Si tratta, in buona sostanza, della conferma che un problema dentro il PPE esiste, ed è grosso. Non è chiaro cosa sia oggi questo raggruppamento, che non solo è il più numeroso nell’emiciclo di Strasburgo, ma è anche il partito di Ursula von der Leyen, puntello quindi dell’attuale fragile Commissione UE.
Manfred Weber, presidente del partito e pure capogruppo a Strasburgo, aveva dato indicazioni precise: si al processo, perché le regole si rispettano. I franchi tiratori ci sono stati, e sono misurati nell’ordine delle diverse decine, forse una settantina. Magari non tutti del PPE, ma la maggior parte viene da qui.
Intendiamoci: le famiglie politiche europee sono raggruppamenti tutt’altro che solidi. Non solo il PPE, ma tutti quanti, socialisti, liberali, sinistra. Ma lo stato gassoso in cui versa il partito di maggioranza relativa autorizza i giudizi più diversi e pure qualche preoccupazione.
Giudizi come quello di Giorgia Meloni, a lungo leader dei Conservatori europei, che con una punta di malizia vede il PPE ondeggiare e talvolta avvicinarsi ai Conservatori, e non il contrario. Parole che rappresentano un ulteriore indice della confusione in cui versa oggi il PPE.

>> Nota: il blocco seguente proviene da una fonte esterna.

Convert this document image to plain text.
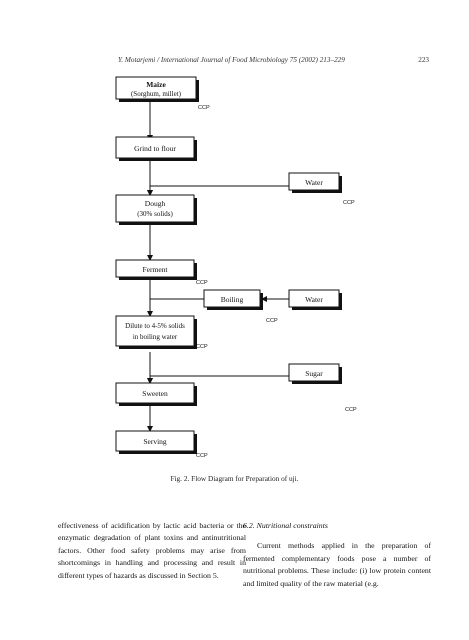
Y. Motarjemi / International Journal of Food Microbiology 75 (2002) 213–229	223
Maize
(Sorghum, millet)
Grind to flour
Water
Dough
(30% solids)
Ferment
Boiling	Water
Dilute to 4-5% solids
in boiling water
Sugar
Sweeten
Serving
CCP
CCP
CCP
CCP
CCP
CCP
CCP
Fig. 2. Flow Diagram for Preparation of uji.

effectiveness of acidification by lactic acid bacteria or the enzymatic degradation of plant toxins and antinutritional factors. Other food safety problems may arise from shortcomings in handling and processing and result in different types of hazards as discussed in Section 5.

6.2. Nutritional constraints

Current methods applied in the preparation of fermented complementary foods pose a number of nutritional problems. These include: (i) low protein content and limited quality of the raw material (e.g.
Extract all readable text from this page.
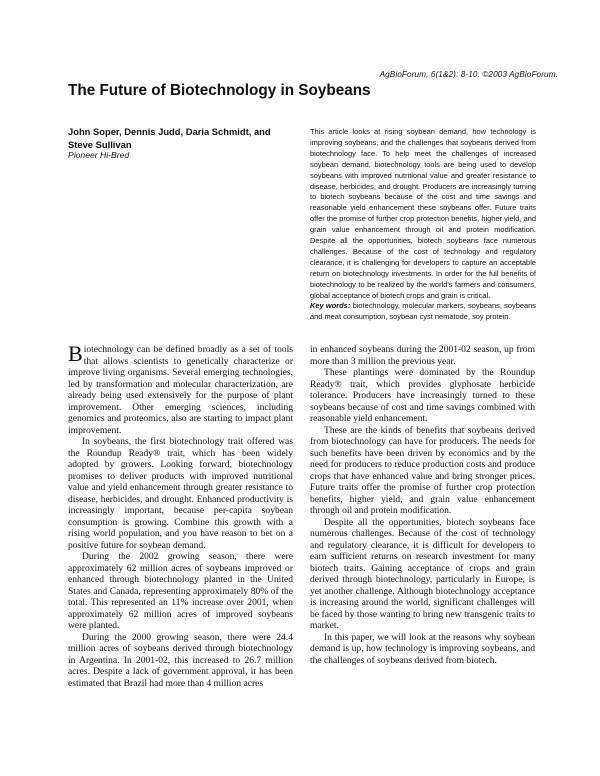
AgBioForum, 6(1&2): 8-10. ©2003 AgBioForum.
The Future of Biotechnology in Soybeans
John Soper, Dennis Judd, Daria Schmidt, and Steve Sullivan
Pioneer Hi-Bred

This article looks at rising soybean demand, how technology is improving soybeans, and the challenges that soybeans derived from biotechnology face. To help meet the challenges of increased soybean demand, biotechnology tools are being used to develop soybeans with improved nutritional value and greater resistance to disease, herbicides, and drought. Producers are increasingly turning to biotech soybeans because of the cost and time savings and reasonable yield enhancement these soybeans offer. Future traits offer the promise of further crop protection benefits, higher yield, and grain value enhancement through oil and protein modification. Despite all the opportunities, biotech soybeans face numerous challenges. Because of the cost of technology and regulatory clearance, it is challenging for developers to capture an acceptable return on biotechnology investments. In order for the full benefits of biotechnology to be realized by the world's farmers and consumers, global acceptance of biotech crops and grain is critical.

Key words: biotechnology, molecular markers, soybeans, soybeans and meat consumption, soybean cyst nematode, soy protein.

Biotechnology can be defined broadly as a set of tools that allows scientists to genetically characterize or improve living organisms. Several emerging technologies, led by transformation and molecular characterization, are already being used extensively for the purpose of plant improvement. Other emerging sciences, including genomics and proteomics, also are starting to impact plant improvement.

In soybeans, the first biotechnology trait offered was the Roundup Ready® trait, which has been widely adopted by growers. Looking forward, biotechnology promises to deliver products with improved nutritional value and yield enhancement through greater resistance to disease, herbicides, and drought. Enhanced productivity is increasingly important, because per-capita soybean consumption is growing. Combine this growth with a rising world population, and you have reason to bet on a positive future for soybean demand.

During the 2002 growing season, there were approximately 62 million acres of soybeans improved or enhanced through biotechnology planted in the United States and Canada, representing approximately 80% of the total. This represented an 11% increase over 2001, when approximately 62 million acres of improved soybeans were planted.

During the 2000 growing season, there were 24.4 million acres of soybeans derived through biotechnology in Argentina. In 2001-02, this increased to 26.7 million acres. Despite a lack of government approval, it has been estimated that Brazil had more than 4 million acres

in enhanced soybeans during the 2001-02 season, up from more than 3 million the previous year.

These plantings were dominated by the Roundup Ready® trait, which provides glyphosate herbicide tolerance. Producers have increasingly turned to these soybeans because of cost and time savings combined with reasonable yield enhancement.

These are the kinds of benefits that soybeans derived from biotechnology can have for producers. The needs for such benefits have been driven by economics and by the need for producers to reduce production costs and produce crops that have enhanced value and bring stronger prices. Future traits offer the promise of further crop protection benefits, higher yield, and grain value enhancement through oil and protein modification.

Despite all the opportunities, biotech soybeans face numerous challenges. Because of the cost of technology and regulatory clearance, it is difficult for developers to earn sufficient returns on research investment for many biotech traits. Gaining acceptance of crops and grain derived through biotechnology, particularly in Europe, is yet another challenge. Although biotechnology acceptance is increasing around the world, significant challenges will be faced by those wanting to bring new transgenic traits to market.

In this paper, we will look at the reasons why soybean demand is up, how technology is improving soybeans, and the challenges of soybeans derived from biotech.
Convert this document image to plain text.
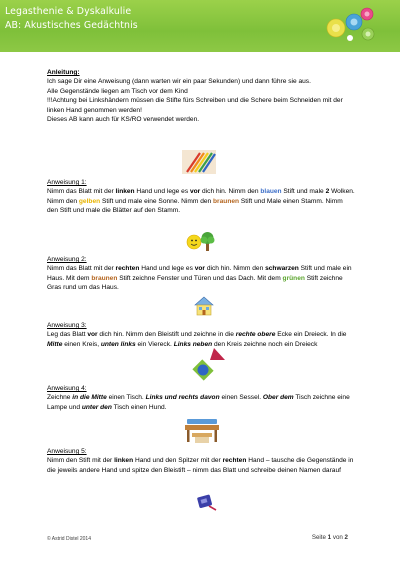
Legasthenie & Dyskalkulie
AB: Akustisches Gedächtnis

Anleitung:

Ich sage Dir eine Anweisung (dann warten wir ein paar Sekunden) und dann führe sie aus.

Alle Gegenstände liegen am Tisch vor dem Kind

!!!Achtung bei Linkshändern müssen die Stifte fürs Schreiben und die Schere beim Schneiden mit der linken Hand genommen werden!

Dieses AB kann auch für KS/RO verwendet werden.

Anweisung 1:

Nimm das Blatt mit der linken Hand und lege es vor dich hin. Nimm den blauen Stift und male 2 Wolken. Nimm den gelben Stift und male eine Sonne. Nimm den braunen Stift und Male einen Stamm. Nimm den Stift und male die Blätter auf den Stamm.

Anweisung 2:

Nimm das Blatt mit der rechten Hand und lege es vor dich hin. Nimm den schwarzen Stift und male ein Haus. Mit dem braunen Stift zeichne Fenster und Türen und das Dach. Mit dem grünen Stift zeichne Gras rund um das Haus.

Anweisung 3:

Leg das Blatt vor dich hin. Nimm den Bleistift und zeichne in die rechte obere Ecke ein Dreieck. In die Mitte einen Kreis, unten links ein Viereck. Links neben den Kreis zeichne noch ein Dreieck

Anweisung 4:

Zeichne in die Mitte einen Tisch. Links und rechts davon einen Sessel. Ober dem Tisch zeichne eine Lampe und unter den Tisch einen Hund.

Anweisung 5:

Nimm den Stift mit der linken Hand und den Spitzer mit der rechten Hand – tausche die Gegenstände in die jeweils andere Hand und spitze den Bleistift – nimm das Blatt und schreibe deinen Namen darauf

© Astrid Distel 2014	Seite 1 von 2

Oggi l’Europa versa in una crisi profonda. È sfidata da ogni parte, dall’autocrazia putiniana da un lato, alla politica muscolosa di Trump dall’altro. Una sfida mortale, a cui fatica a opporre risposte credibili. Ha bisogno di scelte di fondo chiare e rapide, magari per invertire la rotta su temi chiave come la svolta green delle automobili, tema su cui sempre più forte è la pressione dell’industria europea dell’automotive, e anche dei sindacati.
Viene difficile oggi immaginare che decisioni di tale portata possano avvenire – o essere corrette – senza un PPE compatto, che possa spingere la von der Leyen a correggere la rotta. C’è poi la sfida della difesa (Readiness 2030), e quella di un bilancio tutto da rivedere, tagliando in modo sensibile gli stanziamenti per l’agricoltura, così da avere fondi da destinare alle nuove emergenze.

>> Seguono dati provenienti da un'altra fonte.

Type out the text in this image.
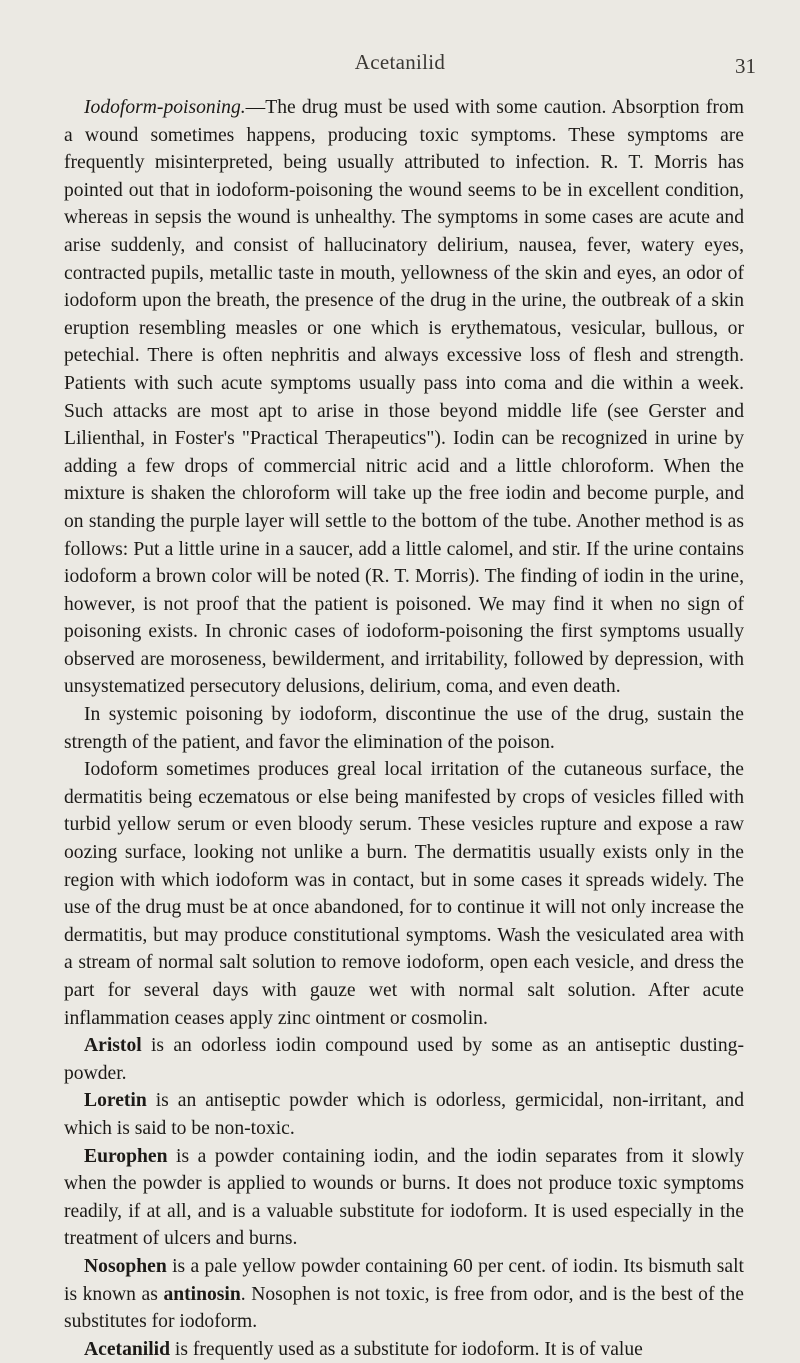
Acetanilid	31

Iodoform-poisoning.—The drug must be used with some caution. Absorption from a wound sometimes happens, producing toxic symptoms. These symptoms are frequently misinterpreted, being usually attributed to infection. R. T. Morris has pointed out that in iodoform-poisoning the wound seems to be in excellent condition, whereas in sepsis the wound is unhealthy. The symptoms in some cases are acute and arise suddenly, and consist of hallucinatory delirium, nausea, fever, watery eyes, contracted pupils, metallic taste in mouth, yellowness of the skin and eyes, an odor of iodoform upon the breath, the presence of the drug in the urine, the outbreak of a skin eruption resembling measles or one which is erythematous, vesicular, bullous, or petechial. There is often nephritis and always excessive loss of flesh and strength. Patients with such acute symptoms usually pass into coma and die within a week. Such attacks are most apt to arise in those beyond middle life (see Gerster and Lilienthal, in Foster's "Practical Therapeutics"). Iodin can be recognized in urine by adding a few drops of commercial nitric acid and a little chloroform. When the mixture is shaken the chloroform will take up the free iodin and become purple, and on standing the purple layer will settle to the bottom of the tube. Another method is as follows: Put a little urine in a saucer, add a little calomel, and stir. If the urine contains iodoform a brown color will be noted (R. T. Morris). The finding of iodin in the urine, however, is not proof that the patient is poisoned. We may find it when no sign of poisoning exists. In chronic cases of iodoform-poisoning the first symptoms usually observed are moroseness, bewilderment, and irritability, followed by depression, with unsystematized persecutory delusions, delirium, coma, and even death.

In systemic poisoning by iodoform, discontinue the use of the drug, sustain the strength of the patient, and favor the elimination of the poison.

Iodoform sometimes produces greal local irritation of the cutaneous surface, the dermatitis being eczematous or else being manifested by crops of vesicles filled with turbid yellow serum or even bloody serum. These vesicles rupture and expose a raw oozing surface, looking not unlike a burn. The dermatitis usually exists only in the region with which iodoform was in contact, but in some cases it spreads widely. The use of the drug must be at once abandoned, for to continue it will not only increase the dermatitis, but may produce constitutional symptoms. Wash the vesiculated area with a stream of normal salt solution to remove iodoform, open each vesicle, and dress the part for several days with gauze wet with normal salt solution. After acute inflammation ceases apply zinc ointment or cosmolin.

Aristol is an odorless iodin compound used by some as an antiseptic dusting-powder.

Loretin is an antiseptic powder which is odorless, germicidal, non-irritant, and which is said to be non-toxic.

Europhen is a powder containing iodin, and the iodin separates from it slowly when the powder is applied to wounds or burns. It does not produce toxic symptoms readily, if at all, and is a valuable substitute for iodoform. It is used especially in the treatment of ulcers and burns.

Nosophen is a pale yellow powder containing 60 per cent. of iodin. Its bismuth salt is known as antinosin. Nosophen is not toxic, is free from odor, and is the best of the substitutes for iodoform.

Acetanilid is frequently used as a substitute for iodoform. It is of value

Il futuro dell’Europa, vista la crisi politica in cui si sta arrotolando la Francia di Macron, potrebbe essere definito se agiranno in modo coordinato le due leadership che oggi sembrano più forti, Meloni e il cancelliere tedesco Merz.

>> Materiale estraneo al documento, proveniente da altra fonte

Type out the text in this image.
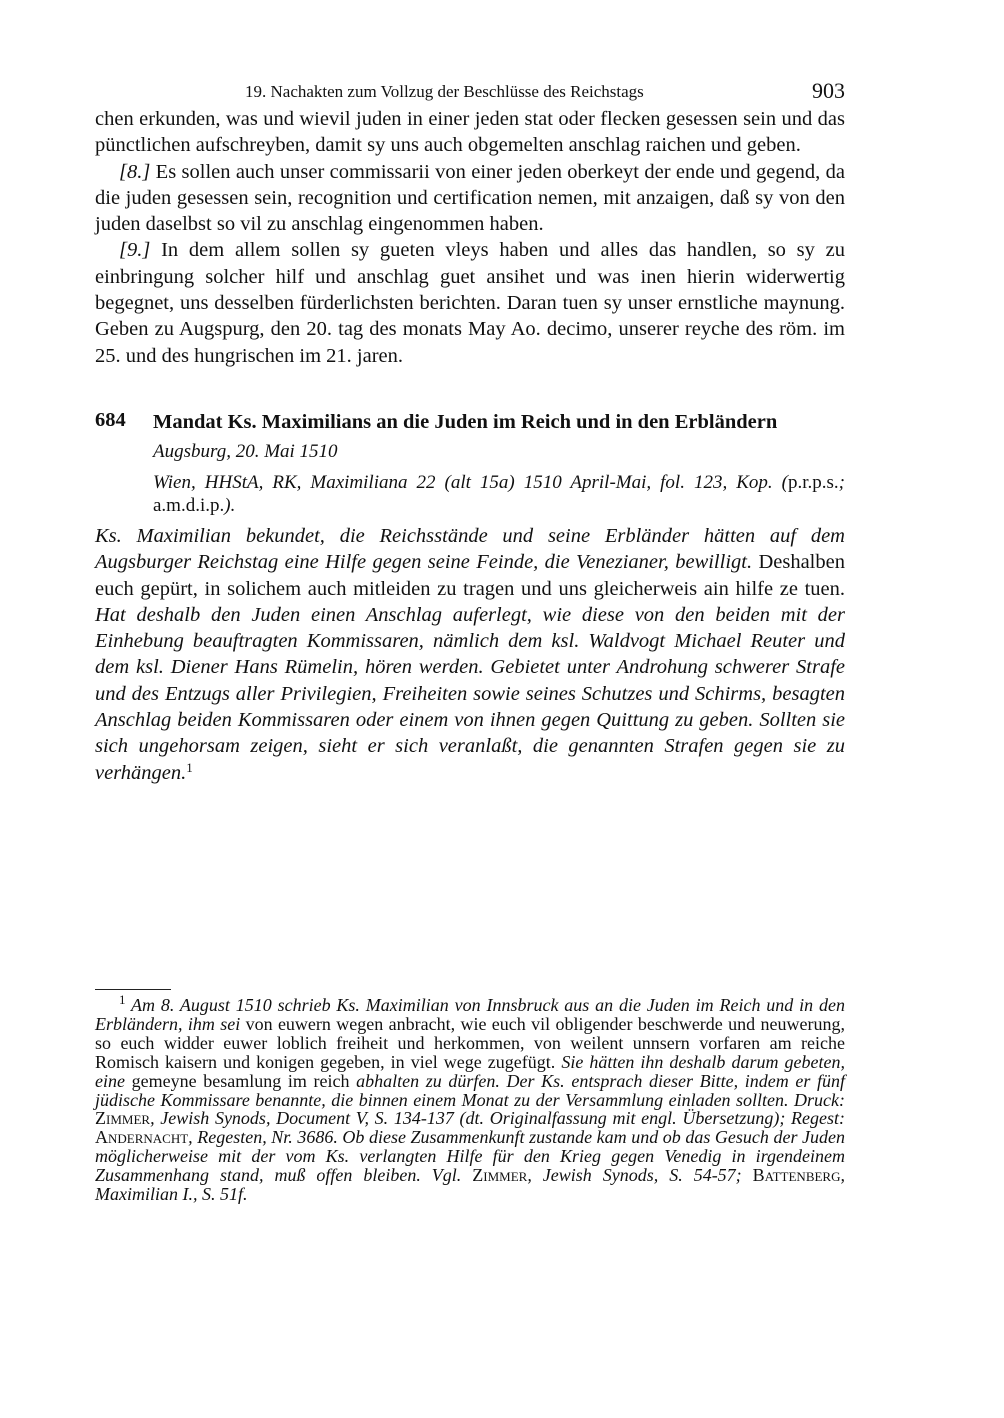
19. Nachakten zum Vollzug der Beschlüsse des Reichstags	903

chen erkunden, was und wievil juden in einer jeden stat oder flecken gesessen sein und das pünctlichen aufschreyben, damit sy uns auch obgemelten anschlag raichen und geben.

[8.] Es sollen auch unser commissarii von einer jeden oberkeyt der ende und gegend, da die juden gesessen sein, recognition und certification nemen, mit anzaigen, daß sy von den juden daselbst so vil zu anschlag eingenommen haben.

[9.] In dem allem sollen sy gueten vleys haben und alles das handlen, so sy zu einbringung solcher hilf und anschlag guet ansihet und was inen hierin widerwertig begegnet, uns desselben fürderlichsten berichten. Daran tuen sy unser ernstliche maynung. Geben zu Augspurg, den 20. tag des monats May Ao. decimo, unserer reyche des röm. im 25. und des hungrischen im 21. jaren.

684 Mandat Ks. Maximilians an die Juden im Reich und in den Erbländern
Augsburg, 20. Mai 1510
Wien, HHStA, RK, Maximiliana 22 (alt 15a) 1510 April-Mai, fol. 123, Kop. (p.r.p.s.; a.m.d.i.p.).

Ks. Maximilian bekundet, die Reichsstände und seine Erbländer hätten auf dem Augsburger Reichstag eine Hilfe gegen seine Feinde, die Venezianer, bewilligt. Deshalben euch gepürt, in solichem auch mitleiden zu tragen und uns gleicherweis ain hilfe ze tuen. Hat deshalb den Juden einen Anschlag auferlegt, wie diese von den beiden mit der Einhebung beauftragten Kommissaren, nämlich dem ksl. Waldvogt Michael Reuter und dem ksl. Diener Hans Rümelin, hören werden. Gebietet unter Androhung schwerer Strafe und des Entzugs aller Privilegien, Freiheiten sowie seines Schutzes und Schirms, besagten Anschlag beiden Kommissaren oder einem von ihnen gegen Quittung zu geben. Sollten sie sich ungehorsam zeigen, sieht er sich veranlaßt, die genannten Strafen gegen sie zu verhängen.$^1$

$^1$ Am 8. August 1510 schrieb Ks. Maximilian von Innsbruck aus an die Juden im Reich und in den Erbländern, ihm sei von euwern wegen anbracht, wie euch vil obligender beschwerde und neuwerung, so euch widder euwer loblich freiheit und herkommen, von weilent unnsern vorfaren am reiche Romisch kaisern und konigen gegeben, in viel wege zugefügt. Sie hätten ihn deshalb darum gebeten, eine gemeyne besamlung im reich abhalten zu dürfen. Der Ks. entsprach dieser Bitte, indem er fünf jüdische Kommissare benannte, die binnen einem Monat zu der Versammlung einladen sollten. Druck: Zimmer, Jewish Synods, Document V, S. 134-137 (dt. Originalfassung mit engl. Übersetzung); Regest: Andernacht, Regesten, Nr. 3686. Ob diese Zusammenkunft zustande kam und ob das Gesuch der Juden möglicherweise mit der vom Ks. verlangten Hilfe für den Krieg gegen Venedig in irgendeinem Zusammenhang stand, muß offen bleiben. Vgl. Zimmer, Jewish Synods, S. 54-57; Battenberg, Maximilian I., S. 51f.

A quel punto le strade del PPE e dei conservatori potrebbero davvero incrociarsi, ed essere determinanti. Se però i popolari continuassero a mostrarsi così divisi, e senza le idee chiare, a pagare il conto, alla fine, sarebbe la costruzione europea, che di un PPE compatto ha oggi più bisogno che mai. Von der Leyen è avvisata.